You can Admit It! You’re likely sad. Maybe angry. Maybe deflated. Likely confused. You may be none too pleased with us at the moment. All of those feelings and more are absolutely valid. We honestly don’t equate a deny with a rejection, but we know that comparison is made; and regardless of semantics this decision is not an easy one to make or to receive. Understand that we never vote to reject or deny applicants; we simply vote to admit others.
This year our applicant pool was the largest ever – over 14,500 applications. From that group we’re admitting only 1/3 of those who apply (the admission rate is even lower for out-of-state students). Statistically, the odds are simply against any student who applies. That’s the truly unfortunate part of selective admission – we have to send out more bad news than good. Being denied does not mean you’re unqualified or unaccomplished. The students we deny are smart, talented, social, interesting and successful. In an applicant pool such as ours, the majority of applicants are smart, talented, social, interesting and successful individuals.

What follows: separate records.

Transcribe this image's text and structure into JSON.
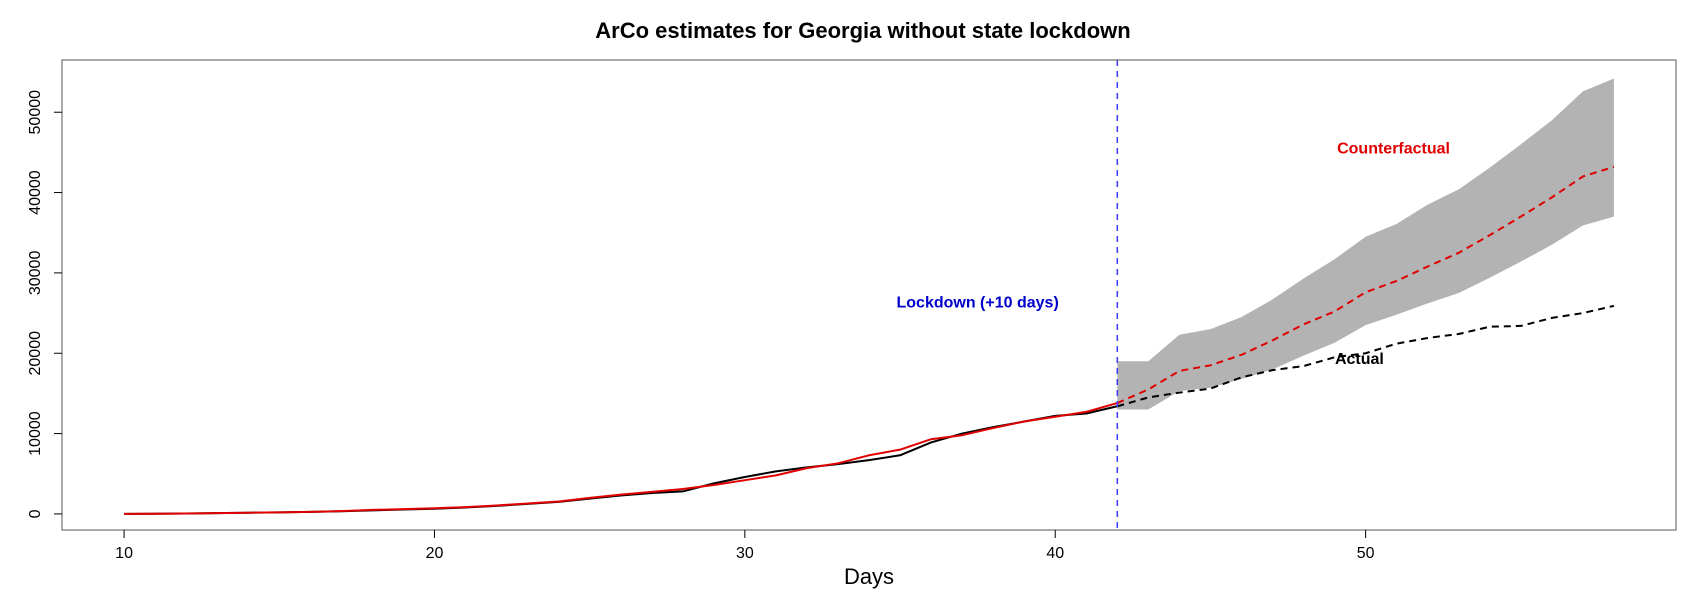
{
  "chart_data": {
    "type": "line",
    "title": "ArCo estimates for Georgia without state lockdown",
    "xlabel": "Days",
    "ylabel": "",
    "xlim": [
      8,
      60
    ],
    "ylim": [
      -2000,
      56500
    ],
    "xticks": [
      10,
      20,
      30,
      40,
      50
    ],
    "yticks": [
      0,
      10000,
      20000,
      30000,
      40000,
      50000
    ],
    "grid": false,
    "colors": {
      "actual": "#000000",
      "counterfactual": "#e00000",
      "band": "#b3b3b3",
      "lockdown": "#3a3aff",
      "lockdown_text": "#0000cc"
    },
    "series": [
      {
        "name": "Actual",
        "style": "solid",
        "x": [
          10,
          11,
          12,
          13,
          14,
          15,
          16,
          17,
          18,
          19,
          20,
          21,
          22,
          23,
          24,
          25,
          26,
          27,
          28,
          29,
          30,
          31,
          32,
          33,
          34,
          35,
          36,
          37,
          38,
          39,
          40,
          41,
          42
        ],
        "values": [
          0,
          20,
          50,
          100,
          150,
          200,
          250,
          330,
          450,
          550,
          650,
          800,
          1000,
          1250,
          1500,
          1900,
          2300,
          2600,
          2800,
          3800,
          4600,
          5300,
          5800,
          6200,
          6700,
          7300,
          8900,
          10000,
          10800,
          11500,
          12200,
          12500,
          13400
        ]
      },
      {
        "name": "Actual",
        "style": "dashed",
        "x": [
          42,
          43,
          44,
          45,
          46,
          47,
          48,
          49,
          50,
          51,
          52,
          53,
          54,
          55,
          56,
          57,
          58
        ],
        "values": [
          13400,
          14500,
          15100,
          15600,
          17000,
          17900,
          18400,
          19500,
          20000,
          21200,
          21900,
          22400,
          23300,
          23400,
          24400,
          25000,
          25900
        ]
      },
      {
        "name": "Counterfactual",
        "style": "solid",
        "x": [
          10,
          11,
          12,
          13,
          14,
          15,
          16,
          17,
          18,
          19,
          20,
          21,
          22,
          23,
          24,
          25,
          26,
          27,
          28,
          29,
          30,
          31,
          32,
          33,
          34,
          35,
          36,
          37,
          38,
          39,
          40,
          41,
          42
        ],
        "values": [
          0,
          20,
          50,
          100,
          150,
          200,
          250,
          350,
          500,
          600,
          700,
          850,
          1050,
          1300,
          1550,
          2000,
          2400,
          2750,
          3100,
          3600,
          4200,
          4800,
          5700,
          6300,
          7300,
          8000,
          9300,
          9800,
          10700,
          11500,
          12100,
          12700,
          13800
        ]
      },
      {
        "name": "Counterfactual",
        "style": "dashed",
        "x": [
          42,
          43,
          44,
          45,
          46,
          47,
          48,
          49,
          50,
          51,
          52,
          53,
          54,
          55,
          56,
          57,
          58
        ],
        "values": [
          13800,
          15500,
          17800,
          18500,
          19800,
          21600,
          23600,
          25200,
          27600,
          29000,
          30800,
          32500,
          34700,
          37000,
          39400,
          42000,
          43200
        ]
      }
    ],
    "band": {
      "x": [
        42,
        43,
        44,
        45,
        46,
        47,
        48,
        49,
        50,
        51,
        52,
        53,
        54,
        55,
        56,
        57,
        58
      ],
      "lower": [
        13000,
        13000,
        15300,
        15700,
        16800,
        18000,
        19700,
        21300,
        23500,
        24800,
        26200,
        27500,
        29400,
        31400,
        33500,
        35900,
        37000
      ],
      "upper": [
        19000,
        19000,
        22300,
        23000,
        24500,
        26700,
        29300,
        31700,
        34500,
        36100,
        38500,
        40400,
        43100,
        46000,
        49000,
        52600,
        54200
      ]
    },
    "vline": {
      "x": 42,
      "style": "dashed"
    },
    "annotations": [
      {
        "text": "Lockdown (+10 days)",
        "x": 37.5,
        "y": 26200,
        "color": "#0000cc"
      },
      {
        "text": "Counterfactual",
        "x": 50.9,
        "y": 45400,
        "color": "#e00000"
      },
      {
        "text": "Actual",
        "x": 49.8,
        "y": 19200,
        "color": "#000000"
      }
    ]
  }
}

Most of the students we deny are more than capable of being successful students at W&M. This decision is not a reflection of you; it’s a reflection of how competitive our applicant pool is.
Here’s the best way we know how to provide some perspective on how competitive our pool is. Say you’re in the top 10% of your class. In your high school, you’re performing at a level that’s better than 90% of your peers. What you’re doing is exceptional in your environment. In selective applicant pools like W&M, being in the top 10% of your class is commonplace. That doesn’t diminish how impressive that achievement is, it just provides some perspective on the students we’re evaluating. It’s not the spectrum from 0-100 that’s applying; it’s just those in the 90-100 bracket from high schools across the nation and the world. And that’s true across the board. It’s that 90-100 bracket for grades, for standardized test scores, for extracurricular involvement, for leadership, and so on. So you’re competing with the best of the best for a limited number of spaces.

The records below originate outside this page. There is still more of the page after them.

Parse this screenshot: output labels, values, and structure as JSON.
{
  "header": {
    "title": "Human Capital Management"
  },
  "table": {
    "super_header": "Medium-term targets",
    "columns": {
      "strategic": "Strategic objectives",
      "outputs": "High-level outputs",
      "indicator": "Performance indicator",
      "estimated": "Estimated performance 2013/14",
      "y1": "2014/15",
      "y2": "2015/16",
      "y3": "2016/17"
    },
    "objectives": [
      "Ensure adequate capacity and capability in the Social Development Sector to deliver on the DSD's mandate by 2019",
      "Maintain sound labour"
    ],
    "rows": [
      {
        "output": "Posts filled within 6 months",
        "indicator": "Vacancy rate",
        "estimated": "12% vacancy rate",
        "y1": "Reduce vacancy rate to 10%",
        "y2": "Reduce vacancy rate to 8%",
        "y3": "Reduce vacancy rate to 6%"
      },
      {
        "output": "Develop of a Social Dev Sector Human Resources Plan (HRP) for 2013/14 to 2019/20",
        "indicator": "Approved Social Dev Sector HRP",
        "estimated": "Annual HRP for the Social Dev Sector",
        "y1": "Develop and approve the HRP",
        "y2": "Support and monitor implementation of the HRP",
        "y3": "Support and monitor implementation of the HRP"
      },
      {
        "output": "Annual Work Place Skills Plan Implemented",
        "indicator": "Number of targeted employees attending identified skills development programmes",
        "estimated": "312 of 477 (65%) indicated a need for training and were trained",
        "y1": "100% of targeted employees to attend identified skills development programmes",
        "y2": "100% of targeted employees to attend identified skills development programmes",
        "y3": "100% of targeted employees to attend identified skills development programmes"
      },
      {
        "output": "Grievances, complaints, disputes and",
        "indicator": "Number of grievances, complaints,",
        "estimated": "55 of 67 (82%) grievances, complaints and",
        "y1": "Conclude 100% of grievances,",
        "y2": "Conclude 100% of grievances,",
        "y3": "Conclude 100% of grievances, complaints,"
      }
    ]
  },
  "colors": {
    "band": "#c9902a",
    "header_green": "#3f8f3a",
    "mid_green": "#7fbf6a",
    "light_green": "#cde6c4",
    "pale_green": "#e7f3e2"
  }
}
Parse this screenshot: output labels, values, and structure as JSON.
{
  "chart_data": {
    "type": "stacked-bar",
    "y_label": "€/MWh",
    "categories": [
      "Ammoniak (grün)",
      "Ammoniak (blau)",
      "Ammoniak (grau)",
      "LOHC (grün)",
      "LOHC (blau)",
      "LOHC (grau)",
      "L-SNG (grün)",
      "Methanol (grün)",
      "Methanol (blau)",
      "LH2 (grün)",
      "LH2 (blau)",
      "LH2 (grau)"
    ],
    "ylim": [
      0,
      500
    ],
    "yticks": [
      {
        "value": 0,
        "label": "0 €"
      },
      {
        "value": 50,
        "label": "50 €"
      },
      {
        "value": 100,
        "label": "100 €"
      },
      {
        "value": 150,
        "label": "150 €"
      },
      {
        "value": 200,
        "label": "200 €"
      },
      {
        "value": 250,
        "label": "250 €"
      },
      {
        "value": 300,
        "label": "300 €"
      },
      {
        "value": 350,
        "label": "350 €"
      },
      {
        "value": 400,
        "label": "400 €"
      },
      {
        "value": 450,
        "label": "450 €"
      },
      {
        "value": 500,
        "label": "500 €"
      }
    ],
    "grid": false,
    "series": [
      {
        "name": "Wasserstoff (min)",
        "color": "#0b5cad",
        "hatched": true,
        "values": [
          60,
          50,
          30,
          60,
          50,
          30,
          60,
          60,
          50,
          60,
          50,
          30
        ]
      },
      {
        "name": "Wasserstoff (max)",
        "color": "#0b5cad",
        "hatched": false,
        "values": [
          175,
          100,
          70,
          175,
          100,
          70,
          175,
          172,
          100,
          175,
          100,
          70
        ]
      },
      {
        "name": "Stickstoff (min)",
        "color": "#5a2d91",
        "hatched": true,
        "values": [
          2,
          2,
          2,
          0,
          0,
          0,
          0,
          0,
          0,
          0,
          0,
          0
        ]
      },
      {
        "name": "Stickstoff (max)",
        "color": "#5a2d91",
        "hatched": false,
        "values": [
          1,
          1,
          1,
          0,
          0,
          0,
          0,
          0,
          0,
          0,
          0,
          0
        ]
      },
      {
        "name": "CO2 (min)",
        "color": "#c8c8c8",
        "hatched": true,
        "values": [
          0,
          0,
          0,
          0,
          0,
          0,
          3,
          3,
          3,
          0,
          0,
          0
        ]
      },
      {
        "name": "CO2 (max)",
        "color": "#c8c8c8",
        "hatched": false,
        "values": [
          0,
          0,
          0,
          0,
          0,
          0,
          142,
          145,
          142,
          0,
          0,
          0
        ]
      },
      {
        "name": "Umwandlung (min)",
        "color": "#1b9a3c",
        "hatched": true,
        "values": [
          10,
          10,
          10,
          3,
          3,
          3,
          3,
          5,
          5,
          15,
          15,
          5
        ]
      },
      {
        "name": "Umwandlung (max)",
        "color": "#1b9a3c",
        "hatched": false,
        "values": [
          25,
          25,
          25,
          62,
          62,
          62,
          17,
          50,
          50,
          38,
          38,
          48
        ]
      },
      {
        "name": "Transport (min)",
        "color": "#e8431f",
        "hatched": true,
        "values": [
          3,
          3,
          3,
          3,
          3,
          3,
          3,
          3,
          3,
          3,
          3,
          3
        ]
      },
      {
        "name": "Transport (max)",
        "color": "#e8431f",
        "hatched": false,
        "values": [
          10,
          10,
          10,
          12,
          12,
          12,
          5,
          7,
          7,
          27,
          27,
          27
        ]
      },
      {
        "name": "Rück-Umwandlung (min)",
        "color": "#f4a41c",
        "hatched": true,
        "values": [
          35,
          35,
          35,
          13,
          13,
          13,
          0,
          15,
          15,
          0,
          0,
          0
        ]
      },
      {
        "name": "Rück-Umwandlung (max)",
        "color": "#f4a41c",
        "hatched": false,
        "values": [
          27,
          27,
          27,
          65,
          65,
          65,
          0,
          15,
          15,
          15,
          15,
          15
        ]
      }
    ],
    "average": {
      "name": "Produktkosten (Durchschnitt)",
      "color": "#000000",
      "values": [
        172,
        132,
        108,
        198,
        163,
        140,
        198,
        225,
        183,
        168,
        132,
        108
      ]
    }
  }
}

We recognize that no matter what perspective we provide, no matter what we say, it likely doesn’t lessen the sting of this decision. You are an amazing person and not admitting you is our loss. As we’ve said in previous deny edition blogs, it’s not you, it’s us. We are truly sorry the outcome couldn’t be more positive. We know however that our loss is another college’s gain. We wish you nothing but happiness and success at whatever school you choose.